I am a survivor. I can say and type those words, unattached to the full phrases they belong to for now. But that is some serious progress in one year...after 20 refusing to say anything near this. I am also one badass woman. I own a business that has doubled in revenue 2 years straight. I am a fantastic mom. I work hard at everything I do. I trained and achieved a Level 2 certification in MovNat, a physical feat that involved me finally managing a pull-up, or 5. My marriage hit some lows that it probably needed, so it could build back to the unbelievable level it is headed towards. Communication and empathy are on the forefront of my journey. Humility and vulnerability are my constant companions. I am seeing, often for the first time, my own role in many of the relationship problems I have encountered with friends and family over the years. And I am owning that.

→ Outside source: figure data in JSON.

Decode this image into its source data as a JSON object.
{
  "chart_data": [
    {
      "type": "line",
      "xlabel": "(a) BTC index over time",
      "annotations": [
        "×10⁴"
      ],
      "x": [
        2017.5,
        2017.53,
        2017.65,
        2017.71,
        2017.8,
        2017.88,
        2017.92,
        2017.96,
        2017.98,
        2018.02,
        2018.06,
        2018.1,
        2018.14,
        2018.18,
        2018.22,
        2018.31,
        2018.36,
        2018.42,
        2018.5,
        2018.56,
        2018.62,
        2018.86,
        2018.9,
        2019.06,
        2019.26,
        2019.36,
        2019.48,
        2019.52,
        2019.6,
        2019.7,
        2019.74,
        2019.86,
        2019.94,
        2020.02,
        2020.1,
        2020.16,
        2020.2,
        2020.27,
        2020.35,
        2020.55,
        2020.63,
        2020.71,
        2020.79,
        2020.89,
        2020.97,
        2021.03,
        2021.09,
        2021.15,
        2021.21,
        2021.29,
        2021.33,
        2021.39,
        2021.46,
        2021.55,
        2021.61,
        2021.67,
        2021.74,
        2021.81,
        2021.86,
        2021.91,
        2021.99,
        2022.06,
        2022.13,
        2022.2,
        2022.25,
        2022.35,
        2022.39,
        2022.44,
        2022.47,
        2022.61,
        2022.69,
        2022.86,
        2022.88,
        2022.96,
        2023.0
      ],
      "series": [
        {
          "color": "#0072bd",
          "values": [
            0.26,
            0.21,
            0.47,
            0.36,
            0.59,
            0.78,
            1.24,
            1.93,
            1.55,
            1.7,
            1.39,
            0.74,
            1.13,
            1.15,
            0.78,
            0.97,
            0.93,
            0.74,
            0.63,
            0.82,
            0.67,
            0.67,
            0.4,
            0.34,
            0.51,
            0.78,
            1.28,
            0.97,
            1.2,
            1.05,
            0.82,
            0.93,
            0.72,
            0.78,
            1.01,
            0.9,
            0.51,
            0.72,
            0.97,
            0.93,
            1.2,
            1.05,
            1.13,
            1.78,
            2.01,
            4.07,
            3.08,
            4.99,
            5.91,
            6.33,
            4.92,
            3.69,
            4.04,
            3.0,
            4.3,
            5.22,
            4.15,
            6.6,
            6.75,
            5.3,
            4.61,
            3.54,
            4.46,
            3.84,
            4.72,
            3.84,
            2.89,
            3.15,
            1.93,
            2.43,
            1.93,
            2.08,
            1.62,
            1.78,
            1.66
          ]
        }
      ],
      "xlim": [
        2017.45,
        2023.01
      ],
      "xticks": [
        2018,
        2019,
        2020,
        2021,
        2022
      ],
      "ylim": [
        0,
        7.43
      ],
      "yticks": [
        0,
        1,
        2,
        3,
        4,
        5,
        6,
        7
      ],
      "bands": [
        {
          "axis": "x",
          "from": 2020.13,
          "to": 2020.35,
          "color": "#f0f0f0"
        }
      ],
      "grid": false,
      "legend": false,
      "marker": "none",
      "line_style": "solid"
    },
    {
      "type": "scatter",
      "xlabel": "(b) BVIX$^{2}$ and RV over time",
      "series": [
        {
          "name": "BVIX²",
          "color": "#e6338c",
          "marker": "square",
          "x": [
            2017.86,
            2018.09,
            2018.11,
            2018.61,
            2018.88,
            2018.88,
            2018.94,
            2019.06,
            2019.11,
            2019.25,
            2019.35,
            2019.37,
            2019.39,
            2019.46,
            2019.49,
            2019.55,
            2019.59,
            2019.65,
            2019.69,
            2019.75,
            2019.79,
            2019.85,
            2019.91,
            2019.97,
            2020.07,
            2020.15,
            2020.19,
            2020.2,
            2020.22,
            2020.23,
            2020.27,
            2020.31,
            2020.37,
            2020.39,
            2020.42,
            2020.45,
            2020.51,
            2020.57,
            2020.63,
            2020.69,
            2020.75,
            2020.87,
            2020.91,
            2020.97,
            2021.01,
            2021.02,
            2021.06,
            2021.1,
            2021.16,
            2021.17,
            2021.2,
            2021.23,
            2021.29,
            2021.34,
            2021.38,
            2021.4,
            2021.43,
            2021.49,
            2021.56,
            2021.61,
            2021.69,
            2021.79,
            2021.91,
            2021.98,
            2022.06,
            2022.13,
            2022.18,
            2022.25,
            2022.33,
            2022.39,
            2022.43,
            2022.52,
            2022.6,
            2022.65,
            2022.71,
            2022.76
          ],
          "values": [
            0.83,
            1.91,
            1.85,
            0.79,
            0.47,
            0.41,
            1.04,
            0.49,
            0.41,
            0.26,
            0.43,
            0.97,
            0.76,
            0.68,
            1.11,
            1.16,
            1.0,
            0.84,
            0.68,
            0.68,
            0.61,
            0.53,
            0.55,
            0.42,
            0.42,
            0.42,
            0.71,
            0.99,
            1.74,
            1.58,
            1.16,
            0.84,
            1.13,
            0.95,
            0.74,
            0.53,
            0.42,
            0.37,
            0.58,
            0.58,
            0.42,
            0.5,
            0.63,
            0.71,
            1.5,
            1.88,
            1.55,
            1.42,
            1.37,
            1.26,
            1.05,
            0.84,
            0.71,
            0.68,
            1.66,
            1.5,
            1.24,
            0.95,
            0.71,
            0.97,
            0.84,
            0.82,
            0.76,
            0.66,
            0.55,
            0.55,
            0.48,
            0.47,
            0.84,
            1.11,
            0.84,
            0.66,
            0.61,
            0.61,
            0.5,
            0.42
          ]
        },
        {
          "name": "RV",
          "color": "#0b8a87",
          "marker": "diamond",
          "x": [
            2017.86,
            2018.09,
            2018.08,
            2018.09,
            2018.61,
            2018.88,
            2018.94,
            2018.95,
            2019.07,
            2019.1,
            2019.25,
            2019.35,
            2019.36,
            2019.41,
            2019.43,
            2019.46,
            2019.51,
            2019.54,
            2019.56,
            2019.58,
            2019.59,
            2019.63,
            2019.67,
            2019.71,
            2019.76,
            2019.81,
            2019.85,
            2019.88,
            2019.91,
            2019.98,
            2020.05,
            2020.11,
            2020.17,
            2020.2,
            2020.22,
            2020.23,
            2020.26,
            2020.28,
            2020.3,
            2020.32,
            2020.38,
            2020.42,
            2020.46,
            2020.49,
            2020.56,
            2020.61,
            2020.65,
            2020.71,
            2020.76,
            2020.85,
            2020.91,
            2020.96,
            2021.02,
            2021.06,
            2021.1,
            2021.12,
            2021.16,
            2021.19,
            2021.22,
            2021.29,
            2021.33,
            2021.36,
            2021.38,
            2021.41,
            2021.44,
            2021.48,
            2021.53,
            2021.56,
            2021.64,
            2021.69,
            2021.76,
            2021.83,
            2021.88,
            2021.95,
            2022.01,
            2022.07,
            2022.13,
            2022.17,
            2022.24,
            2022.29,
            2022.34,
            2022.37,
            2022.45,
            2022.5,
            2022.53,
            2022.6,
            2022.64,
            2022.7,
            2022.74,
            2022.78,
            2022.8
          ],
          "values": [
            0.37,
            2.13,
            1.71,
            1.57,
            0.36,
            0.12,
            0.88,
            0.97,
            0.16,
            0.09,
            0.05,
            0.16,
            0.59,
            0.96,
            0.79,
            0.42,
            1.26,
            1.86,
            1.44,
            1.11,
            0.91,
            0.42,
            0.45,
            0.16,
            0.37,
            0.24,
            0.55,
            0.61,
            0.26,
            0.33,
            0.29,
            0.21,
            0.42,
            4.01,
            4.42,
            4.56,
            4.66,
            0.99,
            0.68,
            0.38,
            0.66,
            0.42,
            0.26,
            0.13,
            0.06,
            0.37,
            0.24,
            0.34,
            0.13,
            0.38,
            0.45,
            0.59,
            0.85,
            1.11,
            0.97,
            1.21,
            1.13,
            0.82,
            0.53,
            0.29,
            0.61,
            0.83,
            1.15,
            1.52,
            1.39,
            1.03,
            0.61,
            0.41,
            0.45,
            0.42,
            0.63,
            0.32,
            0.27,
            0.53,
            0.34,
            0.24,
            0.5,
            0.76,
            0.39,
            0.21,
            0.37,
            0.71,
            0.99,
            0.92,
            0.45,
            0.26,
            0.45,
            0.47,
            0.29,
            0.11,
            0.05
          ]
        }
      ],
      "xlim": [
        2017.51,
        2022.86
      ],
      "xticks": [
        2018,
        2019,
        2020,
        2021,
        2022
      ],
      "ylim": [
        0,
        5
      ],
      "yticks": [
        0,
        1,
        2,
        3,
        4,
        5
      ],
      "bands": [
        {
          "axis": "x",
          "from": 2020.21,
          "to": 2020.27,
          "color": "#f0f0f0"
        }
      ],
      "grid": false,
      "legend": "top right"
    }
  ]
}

This year has been life altering, mind-blowing, soul stretching. I am so grateful. I feel so loved. And I am not even half-way done with my transformation.
I still think of my shitty ex-friend, a lot. Especially when the emotions start rolling in. But I don't let her back. I remind myself to reach out. Connect. Because I am not alone. We are not alone.
And we never have to be alone again.
Love and peace from the sober side,
***Substance use disorders are a REAL thing. If you or someone you love has a problem with alcohol, opiates, or any other thing that has become disruptive or detrimental to health, please seek professional help. You do not need to suffer anymore. You are not alone. None of us are.